Le projet d’arrêté soumis à consultation du public s’inscrit dans le cadre du reclassement du loup à la Convention de Berne le 06 décembre 2024 et à la Directive Habitats Faune Flore (DHFF) le 17 juin 2025. Ainsi, le loup ne relève plus de l’article 12 de la DHFF, définissant les mesures nécessaires pour instaurer un système de protection stricte, mais de l’article 14, listant les mesures de gestion possible pour que le prélèvement dans la nature de spécimens, ainsi que leur exploitation, soit compatible avec leur maintien dans un état de conservation favorable.

Ce changement d’annexe emporte deux conséquences majeures en matière de destruction. En effet, cela ouvre la possibilité de prélever des loups sans nécessairement démontrer l’épuisement d’autres solutions alternatives satisfaisantes au prélèvement ni le risque de dommages importants aux élevages. En revanche, l’article 14 de la DHFF dispose que les mesures de gestion mises en œuvre soient compatibles avec le maintien de l’espèce dans un état de conservation favorable.

II. Objectifs poursuivis

L’objectif du projet d’arrêté est de traduire au niveau national le reclassement du loup en définissant le nouveau cadre réglementaire applicable à cette espèce : il vise tant à définir le statut de protection du loup, qu’à préciser les conditions et les limites de sa destruction.

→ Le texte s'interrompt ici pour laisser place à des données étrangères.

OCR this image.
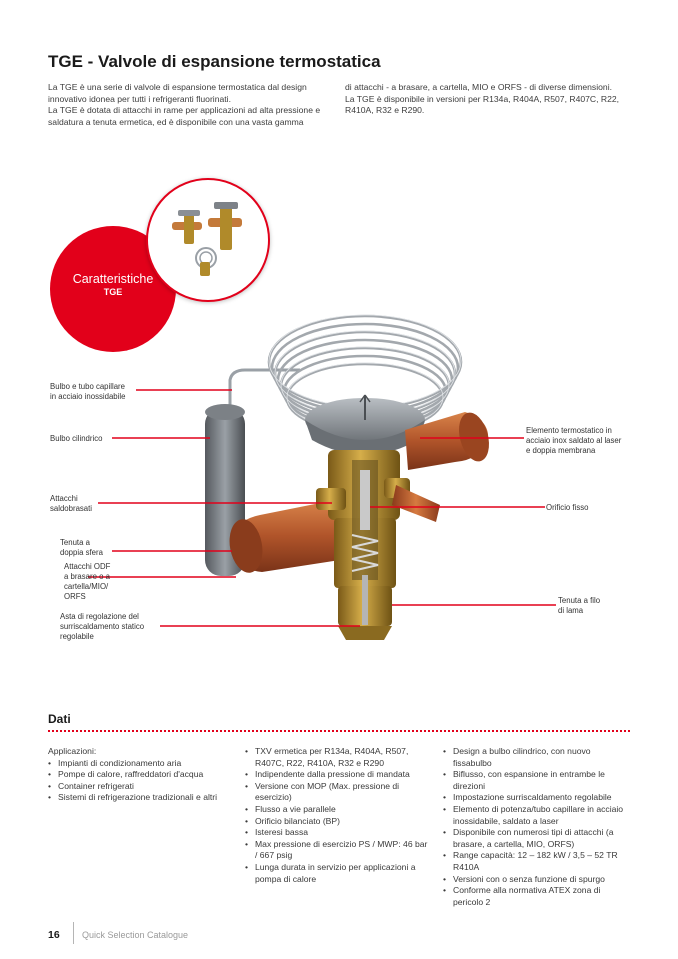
TGE - Valvole di espansione termostatica

La TGE è una serie di valvole di espansione termostatica dal design innovativo idonea per tutti i refrigeranti fluorinati.

La TGE è dotata di attacchi in rame per applicazioni ad alta pressione e saldatura a tenuta ermetica, ed è disponibile con una vasta gamma

di attacchi - a brasare, a cartella, MIO e ORFS - di diverse dimensioni.

La TGE è disponibile in versioni per R134a, R404A, R507, R407C, R22, R410A, R32 e R290.

Caratteristiche
TGE
Bulbo e tubo capillare
in acciaio inossidabile
Bulbo cilindrico
Attacchi
saldobrasati
Tenuta a
doppia sfera
Attacchi ODF
a brasare o a
cartella/MIO/
ORFS
Asta di regolazione del
surriscaldamento statico
regolabile
Elemento termostatico in
acciaio inox saldato al laser
e doppia membrana
Orificio fisso
Tenuta a filo
di lama
Dati

Applicazioni:

• Impianti di condizionamento aria
• Pompe di calore, raffreddatori d'acqua
• Container refrigerati
• Sistemi di refrigerazione tradizionali e altri
• TXV ermetica per R134a, R404A, R507, R407C, R22, R410A, R32 e R290
• Indipendente dalla pressione di mandata
• Versione con MOP (Max. pressione di esercizio)
• Flusso a vie parallele
• Orificio bilanciato (BP)
• Isteresi bassa
• Max pressione di esercizio PS / MWP: 46 bar / 667 psig
• Lunga durata in servizio per applicazioni a pompa di calore
• Design a bulbo cilindrico, con nuovo fissabulbo
• Biflusso, con espansione in entrambe le direzioni
• Impostazione surriscaldamento regolabile
• Elemento di potenza/tubo capillare in acciaio inossidabile, saldato a laser
• Disponibile con numerosi tipi di attacchi (a brasare, a cartella, MIO, ORFS)
• Range capacità: 12 – 182 kW / 3,5 – 52 TR R410A
• Versioni con o senza funzione di spurgo
• Conforme alla normativa ATEX zona di pericolo 2
16 Quick Selection Catalogue
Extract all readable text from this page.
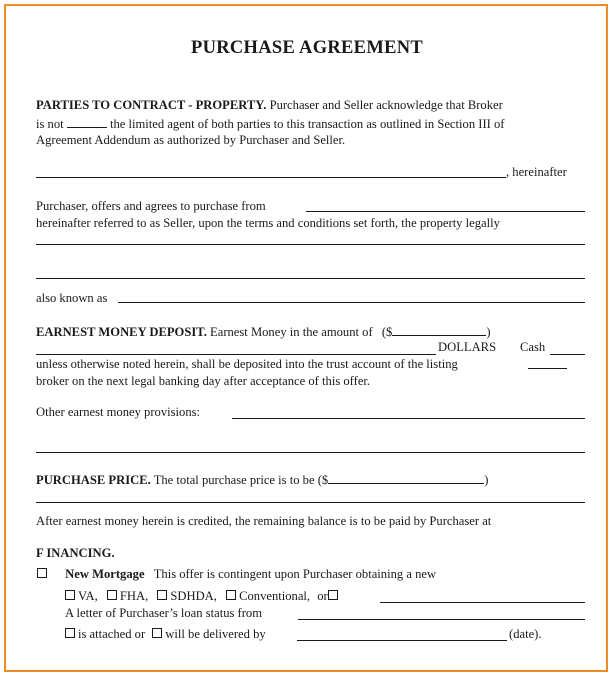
PURCHASE AGREEMENT
PARTIES TO CONTRACT - PROPERTY. Purchaser and Seller acknowledge that Broker
is not	the limited agent of both parties to this transaction as outlined in Section III of
Agreement Addendum as authorized by Purchaser and Seller.
, hereinafter
Purchaser, offers and agrees to purchase from
hereinafter referred to as Seller, upon the terms and conditions set forth, the property legally
also known as
EARNEST MONEY DEPOSIT. Earnest Money in the amount of ($	)
DOLLARS Cash
unless otherwise noted herein, shall be deposited into the trust account of the listing
broker on the next legal banking day after acceptance of this offer.
Other earnest money provisions:
PURCHASE PRICE. The total purchase price is to be ($	)
After earnest money herein is credited, the remaining balance is to be paid by Purchaser at
F INANCING.
New Mortgage This offer is contingent upon Purchaser obtaining a new
VA, FHA, SDHDA, Conventional, or
A letter of Purchaser’s loan status from
is attached or will be delivered by	(date).
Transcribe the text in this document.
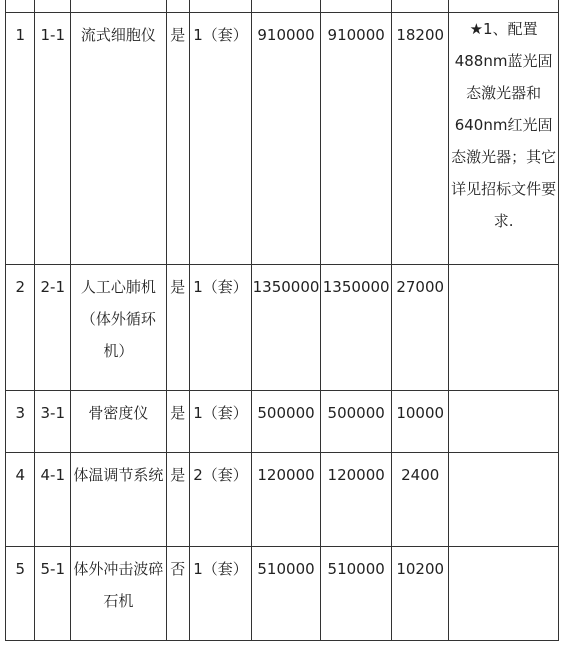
1	1-1	流式细胞仪	是	1（套）	910000	910000	18200	★1、配置488nm蓝光固态激光器和640nm红光固态激光器；其它详见招标文件要求.

2	2-1	人工心肺机（体外循环机）	是	1（套）	1350000	1350000	27000	

3	3-1	骨密度仪	是	1（套）	500000	500000	10000	

4	4-1	体温调节系统	是	2（套）	120000	120000	2400	

5	5-1	体外冲击波碎石机	否	1（套）	510000	510000	10200	
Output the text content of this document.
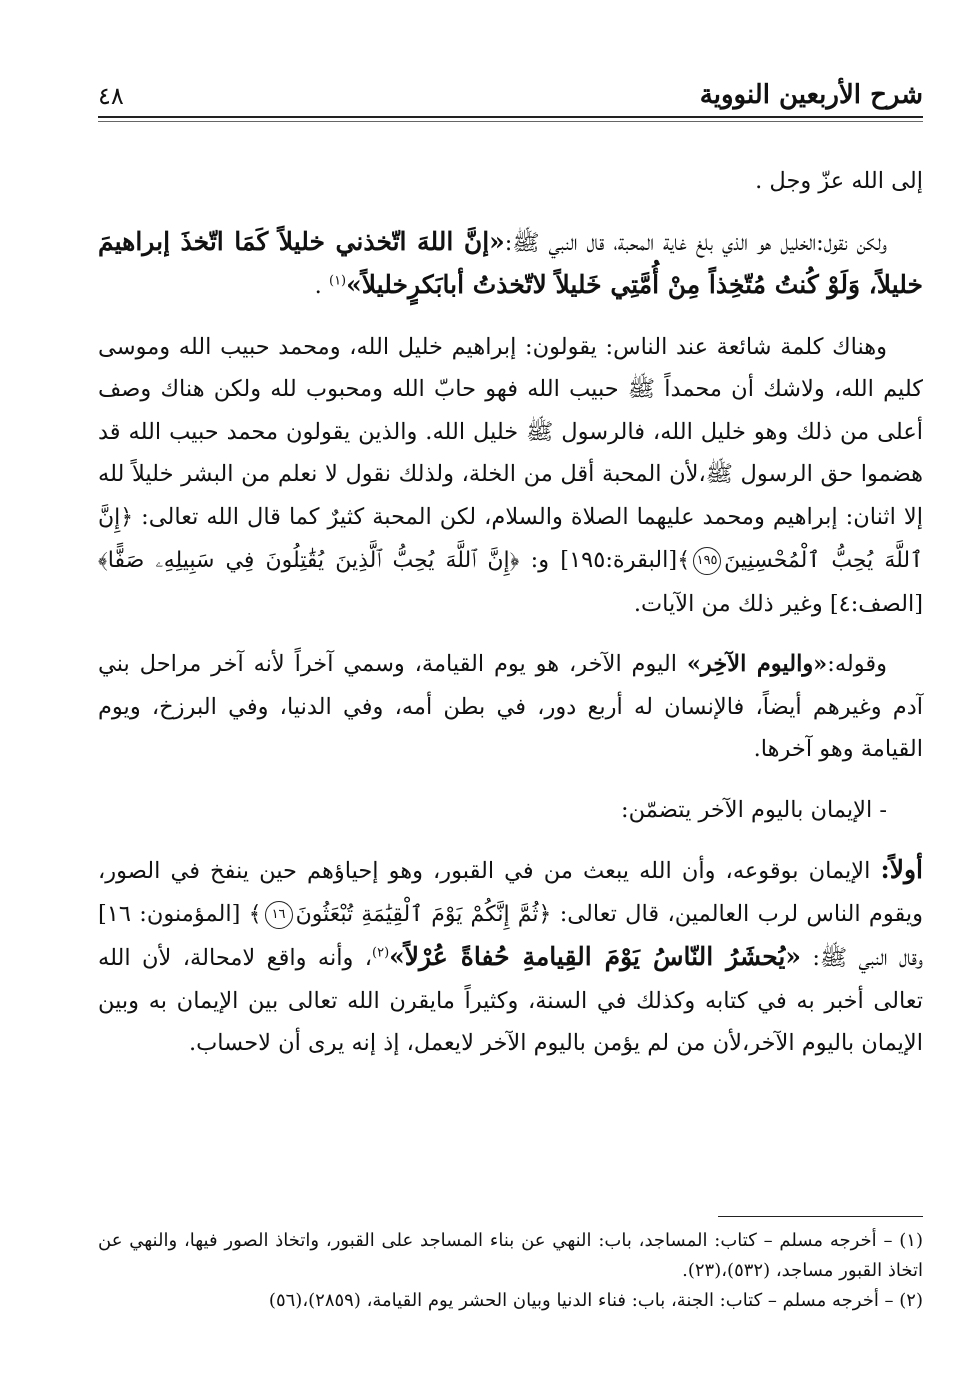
شرح الأربعين النووية
٤٨

إلى الله عزّ وجل .

ولكن نقول:الخليل هو الذي بلغ غاية المحبة، قال النبي ﷺ:«إنَّ اللهَ اتّخذني خليلاً كَمَا اتّخذَ إبراهيمَ خليلاً، وَلَوْ كُنتُ مُتّخِذاً مِنْ أُمَّتِي خَليلاً لاتّخذتُ أبابَكرٍخليلاً»$^{(١)}$ .

وهناك كلمة شائعة عند الناس: يقولون: إبراهيم خليل الله، ومحمد حبيب الله وموسى كليم الله، ولاشك أن محمداً ﷺ حبيب الله فهو حابّ الله ومحبوب لله ولكن هناك وصف أعلى من ذلك وهو خليل الله، فالرسول ﷺ خليل الله. والذين يقولون محمد حبيب الله قد هضموا حق الرسول ﷺ،لأن المحبة أقل من الخلة، ولذلك نقول لا نعلم من البشر خليلاً لله إلا اثنان: إبراهيم ومحمد عليهما الصلاة والسلام، لكن المحبة كثيرٌ كما قال الله تعالى: ﴿إِنَّ ٱللَّهَ يُحِبُّ ٱلْمُحْسِنِينَ١٩٥﴾[البقرة:١٩٥] و: ﴿إِنَّ ٱللَّهَ يُحِبُّ ٱلَّذِينَ يُقَٰتِلُونَ فِي سَبِيلِهِۦ صَفًّا﴾[الصف:٤] وغير ذلك من الآيات.

وقوله:«واليوم الآخِر» اليوم الآخر، هو يوم القيامة، وسمي آخراً لأنه آخر مراحل بني آدم وغيرهم أيضاً، فالإنسان له أربع دور، في بطن أمه، وفي الدنيا، وفي البرزخ، ويوم القيامة وهو آخرها.

- الإيمان باليوم الآخر يتضمّن:

أولاً: الإيمان بوقوعه، وأن الله يبعث من في القبور، وهو إحياؤهم حين ينفخ في الصور، ويقوم الناس لرب العالمين، قال تعالى: ﴿ثُمَّ إِنَّكُمْ يَوْمَ ٱلْقِيَٰمَةِ تُبْعَثُونَ١٦﴾ [المؤمنون: ١٦] وقال النبي ﷺ: «يُحشَرُ النّاسُ يَوْمَ القِيامةِ حُفاةً عُرْلاً»$^{(٢)}$، وأنه واقع لامحالة، لأن الله تعالى أخبر به في كتابه وكذلك في السنة، وكثيراً مايقرن الله تعالى بين الإيمان به وبين الإيمان باليوم الآخر،لأن من لم يؤمن باليوم الآخر لايعمل، إذ إنه يرى أن لاحساب.

(١) – أخرجه مسلم – كتاب: المساجد، باب: النهي عن بناء المساجد على القبور، واتخاذ الصور فيها، والنهي عن اتخاذ القبور مساجد، (٥٣٢)،(٢٣).

(٢) – أخرجه مسلم – كتاب: الجنة، باب: فناء الدنيا وبيان الحشر يوم القيامة، (٢٨٥٩)،(٥٦)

III. Contenu du projet d’arrêté

Le projet d’arrêté maintient le loup comme espèce protégée en reprenant une partie des dispositions de l’arrêté du 23 avril 2007. Un certain nombre de nouvelles dispositions visent à faciliter l’aspect procédural de la destruction des loups, excluant ces-dernières du champ des interdictions applicables aux espèces protégées, conformément aux assouplissements permis par le reclassement. Néanmoins, toute destruction intentionnelle en dehors du cadre défini dans le projet d’arrêté demeurera considérée comme illégale et punie des peines actuellement encourues (3 ans d’emprisonnement et 150 000€ d’amende).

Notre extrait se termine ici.